A very important aspect of learning a foreign language is that it improves the longevity of the health of your brain. Children who have learned a foreign language have in essence exercised their brain, making it healthier so that in the future diseases such as Alzheimer’s are more likely to be avoided. Besides what it does for your brain’s health, there are numerous other cognitive benefits of learning a foreign language as a child. Scientists have done research that shows that children open up more parts of their brain when learning a foreign language.

A study was done that measured the density of grey matter, the stuff in our brains that is responsible for processing things such as memory, speech, and sensory information, to compare between kids who were multilingual and those who weren’t. The kids who knew a second language displayed a larger density of grey matter than those who didn’t, indicating that a larger portion of their brains was used.
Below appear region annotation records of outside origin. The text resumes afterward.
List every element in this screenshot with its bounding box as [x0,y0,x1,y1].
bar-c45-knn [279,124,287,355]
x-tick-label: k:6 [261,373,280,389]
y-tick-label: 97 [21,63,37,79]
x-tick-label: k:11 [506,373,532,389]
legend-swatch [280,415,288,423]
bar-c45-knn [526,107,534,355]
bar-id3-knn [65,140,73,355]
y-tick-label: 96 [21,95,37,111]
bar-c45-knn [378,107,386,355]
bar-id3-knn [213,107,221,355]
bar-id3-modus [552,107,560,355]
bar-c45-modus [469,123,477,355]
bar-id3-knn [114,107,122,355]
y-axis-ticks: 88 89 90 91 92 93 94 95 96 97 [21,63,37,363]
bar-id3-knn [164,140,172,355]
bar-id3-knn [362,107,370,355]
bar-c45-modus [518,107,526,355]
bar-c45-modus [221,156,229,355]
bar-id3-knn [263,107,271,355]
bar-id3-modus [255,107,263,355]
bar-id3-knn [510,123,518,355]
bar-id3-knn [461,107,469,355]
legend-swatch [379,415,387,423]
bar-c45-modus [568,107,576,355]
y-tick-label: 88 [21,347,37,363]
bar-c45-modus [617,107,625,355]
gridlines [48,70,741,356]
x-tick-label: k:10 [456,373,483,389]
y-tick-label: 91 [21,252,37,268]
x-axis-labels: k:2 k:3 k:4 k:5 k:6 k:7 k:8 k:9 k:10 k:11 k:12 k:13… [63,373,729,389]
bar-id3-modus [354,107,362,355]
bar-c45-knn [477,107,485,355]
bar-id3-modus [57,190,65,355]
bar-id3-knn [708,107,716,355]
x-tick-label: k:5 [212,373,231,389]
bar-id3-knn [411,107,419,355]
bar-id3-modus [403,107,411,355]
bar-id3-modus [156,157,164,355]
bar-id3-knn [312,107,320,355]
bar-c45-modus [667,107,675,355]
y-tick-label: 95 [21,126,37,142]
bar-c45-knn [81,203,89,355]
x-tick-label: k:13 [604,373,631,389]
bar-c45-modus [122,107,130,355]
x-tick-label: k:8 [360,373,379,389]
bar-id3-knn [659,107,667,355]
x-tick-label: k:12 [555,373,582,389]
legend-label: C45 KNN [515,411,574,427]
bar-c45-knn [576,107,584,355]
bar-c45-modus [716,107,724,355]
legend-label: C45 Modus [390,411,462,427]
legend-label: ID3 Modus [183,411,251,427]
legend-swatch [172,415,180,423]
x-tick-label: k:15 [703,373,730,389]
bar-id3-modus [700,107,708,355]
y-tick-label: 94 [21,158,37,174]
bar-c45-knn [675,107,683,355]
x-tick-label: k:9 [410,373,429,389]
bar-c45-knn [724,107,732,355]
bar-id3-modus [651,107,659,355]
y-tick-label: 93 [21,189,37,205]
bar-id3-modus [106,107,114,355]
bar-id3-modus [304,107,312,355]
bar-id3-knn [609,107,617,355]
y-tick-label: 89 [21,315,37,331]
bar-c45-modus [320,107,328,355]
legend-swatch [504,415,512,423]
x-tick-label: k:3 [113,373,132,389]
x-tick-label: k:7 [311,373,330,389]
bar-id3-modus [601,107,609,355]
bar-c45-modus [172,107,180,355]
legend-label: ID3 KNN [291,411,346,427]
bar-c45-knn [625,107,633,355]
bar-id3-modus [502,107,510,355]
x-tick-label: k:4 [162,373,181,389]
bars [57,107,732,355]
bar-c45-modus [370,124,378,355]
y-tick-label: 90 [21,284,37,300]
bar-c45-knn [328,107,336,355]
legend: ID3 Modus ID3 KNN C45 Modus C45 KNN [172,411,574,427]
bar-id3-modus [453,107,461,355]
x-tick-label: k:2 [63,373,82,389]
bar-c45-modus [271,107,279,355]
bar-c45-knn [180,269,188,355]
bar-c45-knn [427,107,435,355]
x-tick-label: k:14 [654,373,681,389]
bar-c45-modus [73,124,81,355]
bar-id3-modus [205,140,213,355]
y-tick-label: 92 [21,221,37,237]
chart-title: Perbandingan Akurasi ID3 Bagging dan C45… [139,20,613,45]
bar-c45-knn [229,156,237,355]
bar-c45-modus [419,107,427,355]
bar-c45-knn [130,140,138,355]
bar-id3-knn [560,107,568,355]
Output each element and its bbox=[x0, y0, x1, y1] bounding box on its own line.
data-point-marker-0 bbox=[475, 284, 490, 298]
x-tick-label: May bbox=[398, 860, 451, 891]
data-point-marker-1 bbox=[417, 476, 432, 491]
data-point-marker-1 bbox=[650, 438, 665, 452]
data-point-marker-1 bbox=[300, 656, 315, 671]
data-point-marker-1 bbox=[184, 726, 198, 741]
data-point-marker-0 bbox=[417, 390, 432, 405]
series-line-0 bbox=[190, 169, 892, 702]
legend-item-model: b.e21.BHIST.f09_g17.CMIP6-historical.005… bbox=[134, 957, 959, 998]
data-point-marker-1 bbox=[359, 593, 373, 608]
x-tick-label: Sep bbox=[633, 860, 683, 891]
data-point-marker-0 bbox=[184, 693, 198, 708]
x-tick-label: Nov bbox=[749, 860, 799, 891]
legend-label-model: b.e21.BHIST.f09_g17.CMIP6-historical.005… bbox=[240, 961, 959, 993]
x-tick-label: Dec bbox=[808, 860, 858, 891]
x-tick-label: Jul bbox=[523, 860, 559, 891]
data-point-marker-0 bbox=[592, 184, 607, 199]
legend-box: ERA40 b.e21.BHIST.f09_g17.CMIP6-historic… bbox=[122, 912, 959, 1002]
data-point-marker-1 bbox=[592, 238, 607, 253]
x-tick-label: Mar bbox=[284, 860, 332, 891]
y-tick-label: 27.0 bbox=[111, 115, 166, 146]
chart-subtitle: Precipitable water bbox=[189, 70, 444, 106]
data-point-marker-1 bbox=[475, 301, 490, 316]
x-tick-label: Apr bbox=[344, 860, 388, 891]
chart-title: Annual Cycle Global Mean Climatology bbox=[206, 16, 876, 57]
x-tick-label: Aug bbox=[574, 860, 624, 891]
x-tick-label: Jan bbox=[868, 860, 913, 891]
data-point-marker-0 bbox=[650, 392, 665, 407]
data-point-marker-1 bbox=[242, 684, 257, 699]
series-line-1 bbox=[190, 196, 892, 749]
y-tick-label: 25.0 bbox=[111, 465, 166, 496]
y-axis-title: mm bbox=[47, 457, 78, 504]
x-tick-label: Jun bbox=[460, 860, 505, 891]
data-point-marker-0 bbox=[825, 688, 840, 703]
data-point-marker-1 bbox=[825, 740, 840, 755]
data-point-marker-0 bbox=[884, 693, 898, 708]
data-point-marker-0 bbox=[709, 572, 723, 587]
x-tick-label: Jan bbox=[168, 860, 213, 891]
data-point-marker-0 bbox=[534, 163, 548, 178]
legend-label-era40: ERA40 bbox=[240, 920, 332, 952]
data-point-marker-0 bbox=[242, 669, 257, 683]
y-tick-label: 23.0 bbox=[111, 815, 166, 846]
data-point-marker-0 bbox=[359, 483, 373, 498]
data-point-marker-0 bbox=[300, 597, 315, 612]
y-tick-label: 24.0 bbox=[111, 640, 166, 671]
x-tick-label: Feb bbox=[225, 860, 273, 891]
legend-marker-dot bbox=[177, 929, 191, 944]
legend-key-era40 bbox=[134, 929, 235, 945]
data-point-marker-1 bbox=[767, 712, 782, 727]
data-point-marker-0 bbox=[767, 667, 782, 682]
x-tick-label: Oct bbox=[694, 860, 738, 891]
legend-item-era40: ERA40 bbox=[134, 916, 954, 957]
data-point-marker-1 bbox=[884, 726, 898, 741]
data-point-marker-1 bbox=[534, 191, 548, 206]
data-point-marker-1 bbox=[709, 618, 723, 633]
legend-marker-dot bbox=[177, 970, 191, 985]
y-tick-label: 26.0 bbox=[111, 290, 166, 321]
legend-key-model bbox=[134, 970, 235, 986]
An example of this that can easily be easily witnessed in kids who are multilingual is their greatly increased knowledge of overall language usage skills.

Kids who have learned a second language have been shown to have a broader vocabulary in their first language because the study of another language has allowed them to study the mechanics of their own more deeply than they would have otherwise. Learning another language helps children to make connections with how they use similar or different concepts in their own language. Knowing this helps children to express themselves more clearly and intellectually in whatever language they are using.

Ultimately, learning a foreign language will improve a child’s overall thinking and learning skills in general, making them smarter in many different unrelated areas. Their creativity is highly improved as they are more trained to look at problems from different angles and think outside of the box. This flexible thinking makes them better problem solvers since they can see problems from different perspectives. The better thinking skills developed from learning a foreign language have also been seen through testing scores.

A report from the College Board stated that kids taking the SAT that had learned a foreign language on average beat the scores of those who hadn’t by 140 points on each section. There are definitely many benefits to be gained from learning a foreign language as a child. Besides the benefits of just knowing the language, there are countless ways it can benefit other aspects of a person’s life. In a world that is rapidly advancing on a global level, the acquisition of a foreign language at an early age is an extremely important way to prepare children both intellectually and socially for whatever the future may hold.